USB as a format.



  • Duet 3 is a great idea, but food for thought.... Why not use USB instead of a proprietary format? I realize that hardware costs are a concern, and maybe that's the reason. But it sure would make everything very plug and play, easily providing power to all the 5v devices. I don't mind wiring connectors, but I think the manufacturers can do a much better job. The remaining power hungry electronics would obviously have to have a different source. Also, USB-C with USB PD can only go up to 5 amps so that is a limiting factor as well.



  • what do you want to power with 5v? the duet cpu runs on 3.3V and the steppers and heaters need at least 12V
    and i am not sure what you mean by proprietary format.



  • Well, for one a usb-c would easily be able to handle stepper, and thermister connections and fan connections. That would make the cable chain much lighter to be sure. I'm not really thinking about the power as you already have a board that can manage a separate connection to a power supply. That's what 3 wires maximum?



  • You mean the CAN RJ11 Port? Thats a normal Industrial port.... Nothing duet Developer. USB C has major drawbacks



  • Forgive me as I don't know either format very well, but what are the drawbacks? If it's good enough to supply video to a VR headset, I would imagine that it wouldn't be difficult for it to handle basically anything needed by a 3d printer.



  • i think that would cause a lot of problem.
    usb-c cables are not make equally. you would get people using usb-c 2.0 cables and wondering why its not working etc.
    the usb-c cables rated for 60W are really stiff.
    btw usb-c has 24n pin connections.
    the duet3 toolboard required 2 wires for canbus and 2 wires for power.

    so you would have a wire that might work for the duet 3 toolboard 1lc
    but it would not work for the Duet 3 Expansion board 3HC.
    that seems like a bad design decision.



    • usb c has no lock or better there is a lockable USB C in the specifications but pretty rare in the Markers.

    Look what Industrial devices use for communication.;) Even normal USB is rare



  • @Veti That's fair, and thanks for entertaing my random thought:) It might also be worth considering what could be done with that much data throughput though. I have to imagine that there are some real wins to be gained there sometime in the future.



  • @ericrane said in USB as a format.:

    , I would imagine that it wouldn't be difficult for it to handle basically anything needed by a 3d printer.

    the difference here is current.
    the video signal transfers data.
    i.e. voltage on or voltage off switching very fast.

    the duet 3 only needs 2 wires for its data connection.
    with this it can achieve a cable length of 40m.
    try finding a 40m usb-c cable, ignoring the cost for such a thing.


  • administrators

    There is another consideration. If you use the same socket type to connect things that take different voltages (e.g. stepper motors, and 5V or 3.3V devices), it's guaranteed that some users will swap them by mistake and blow up the device, the Duet, or both.

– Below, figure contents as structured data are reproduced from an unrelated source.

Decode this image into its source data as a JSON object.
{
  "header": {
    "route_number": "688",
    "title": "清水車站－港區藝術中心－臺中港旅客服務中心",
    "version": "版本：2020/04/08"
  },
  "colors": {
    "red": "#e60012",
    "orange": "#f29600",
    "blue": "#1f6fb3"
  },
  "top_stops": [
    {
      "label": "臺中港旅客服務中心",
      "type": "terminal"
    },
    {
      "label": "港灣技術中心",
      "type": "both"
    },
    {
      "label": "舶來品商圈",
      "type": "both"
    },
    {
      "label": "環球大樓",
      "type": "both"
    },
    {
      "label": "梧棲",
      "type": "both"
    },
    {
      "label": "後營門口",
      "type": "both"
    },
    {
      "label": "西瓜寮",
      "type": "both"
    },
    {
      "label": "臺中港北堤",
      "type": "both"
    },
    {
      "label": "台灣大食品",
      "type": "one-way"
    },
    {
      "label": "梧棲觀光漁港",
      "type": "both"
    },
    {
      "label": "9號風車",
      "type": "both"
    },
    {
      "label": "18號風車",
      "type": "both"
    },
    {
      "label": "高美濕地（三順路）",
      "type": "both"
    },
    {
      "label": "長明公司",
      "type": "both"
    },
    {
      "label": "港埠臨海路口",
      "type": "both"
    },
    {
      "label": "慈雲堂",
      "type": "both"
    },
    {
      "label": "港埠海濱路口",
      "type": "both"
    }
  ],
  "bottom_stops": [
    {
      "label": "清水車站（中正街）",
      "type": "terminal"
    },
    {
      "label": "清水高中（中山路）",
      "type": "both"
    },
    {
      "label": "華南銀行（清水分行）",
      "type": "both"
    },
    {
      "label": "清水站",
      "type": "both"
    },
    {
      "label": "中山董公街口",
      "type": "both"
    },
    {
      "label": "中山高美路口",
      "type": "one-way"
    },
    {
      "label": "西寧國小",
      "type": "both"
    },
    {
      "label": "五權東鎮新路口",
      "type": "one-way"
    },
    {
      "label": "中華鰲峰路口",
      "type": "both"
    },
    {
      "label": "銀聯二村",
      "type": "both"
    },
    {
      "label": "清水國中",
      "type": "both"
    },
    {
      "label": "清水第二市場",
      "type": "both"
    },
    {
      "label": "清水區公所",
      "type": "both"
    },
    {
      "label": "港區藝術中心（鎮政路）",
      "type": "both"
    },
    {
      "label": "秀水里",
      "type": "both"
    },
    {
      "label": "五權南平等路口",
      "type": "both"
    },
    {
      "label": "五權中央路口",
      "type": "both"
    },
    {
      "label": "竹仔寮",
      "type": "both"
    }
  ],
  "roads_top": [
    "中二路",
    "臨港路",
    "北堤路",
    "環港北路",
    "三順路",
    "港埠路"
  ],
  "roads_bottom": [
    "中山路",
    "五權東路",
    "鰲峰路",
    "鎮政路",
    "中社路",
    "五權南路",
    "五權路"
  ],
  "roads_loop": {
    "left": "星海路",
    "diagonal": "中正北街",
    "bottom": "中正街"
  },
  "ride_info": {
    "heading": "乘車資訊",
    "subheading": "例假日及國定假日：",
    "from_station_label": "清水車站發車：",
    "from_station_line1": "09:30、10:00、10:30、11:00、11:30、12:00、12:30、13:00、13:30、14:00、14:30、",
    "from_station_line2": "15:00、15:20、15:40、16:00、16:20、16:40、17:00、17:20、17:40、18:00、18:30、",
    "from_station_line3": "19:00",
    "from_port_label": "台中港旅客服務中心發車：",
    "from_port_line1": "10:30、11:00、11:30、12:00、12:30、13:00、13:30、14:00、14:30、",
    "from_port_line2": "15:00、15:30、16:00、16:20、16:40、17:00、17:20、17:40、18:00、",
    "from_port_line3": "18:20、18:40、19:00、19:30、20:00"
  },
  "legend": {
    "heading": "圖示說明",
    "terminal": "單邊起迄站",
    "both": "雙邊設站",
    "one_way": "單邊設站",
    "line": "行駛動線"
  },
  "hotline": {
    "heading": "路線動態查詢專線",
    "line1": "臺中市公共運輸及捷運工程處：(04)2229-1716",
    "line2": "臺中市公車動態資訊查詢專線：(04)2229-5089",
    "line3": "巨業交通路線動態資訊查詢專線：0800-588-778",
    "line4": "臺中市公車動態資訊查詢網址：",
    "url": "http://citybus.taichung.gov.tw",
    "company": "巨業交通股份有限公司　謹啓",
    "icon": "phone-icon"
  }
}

    Additionally, if you use USB cables to connect stepper motors, you would need to buy a USB cable (if you can find one with a high enough current rating), cut off one end, and splice it to the stepper motor cable - because nobody sells stepper motors with USB plugs attached.

    We chose the connectors we used for a reason:

    • The Molex KK series connectors that we mostly use are widely available and easy to crimp (preferably with a suitable crimp tool) and the pins can easily be removed from the shells if rewiring is needed
    • The JST VH connectors that we now use for higher current connections are likewise easy to crimp and easy to disassemble. A PA21 crimping tool does both VH and KK connectors.
    • The RJ11 connectors that we use for CAN except where space is constrained were chosen because twisted pair RJ11 cables are very readily available in some countries, and not difficult to make up using readily available and inexpensive tools.

    The other connectors that we use only where we have to are:

    • Molex Microfit 3.0 (which are favoured by E3D) are not difficult to crimp, but it's hard to remove the pins from the shells without an expensive tool. We use them only where we need a higher rated current than Molex KK but don't have the space (i.e. on the Smart Effector), or where we specifically intend to support E3D sensors.

    • JST PH (used on some other boards and on stepper motors) are harder to crimp than Molex KK. We use them on the Tool Board for the stepper motor, to save space.

    • We use JST ZH where space is tight. These are hard to crimp because they are so small, however connectors with pre-crimped wires are readily available.

    • We've moved away from terminal blocks because OEMs hate them, and they are only good at carrying high currents if the proper ferrules are crimped on to the wires. The barrier strips that we now use for power in and bed heater out on Duet Maestro and Duet 3 are more forgiving.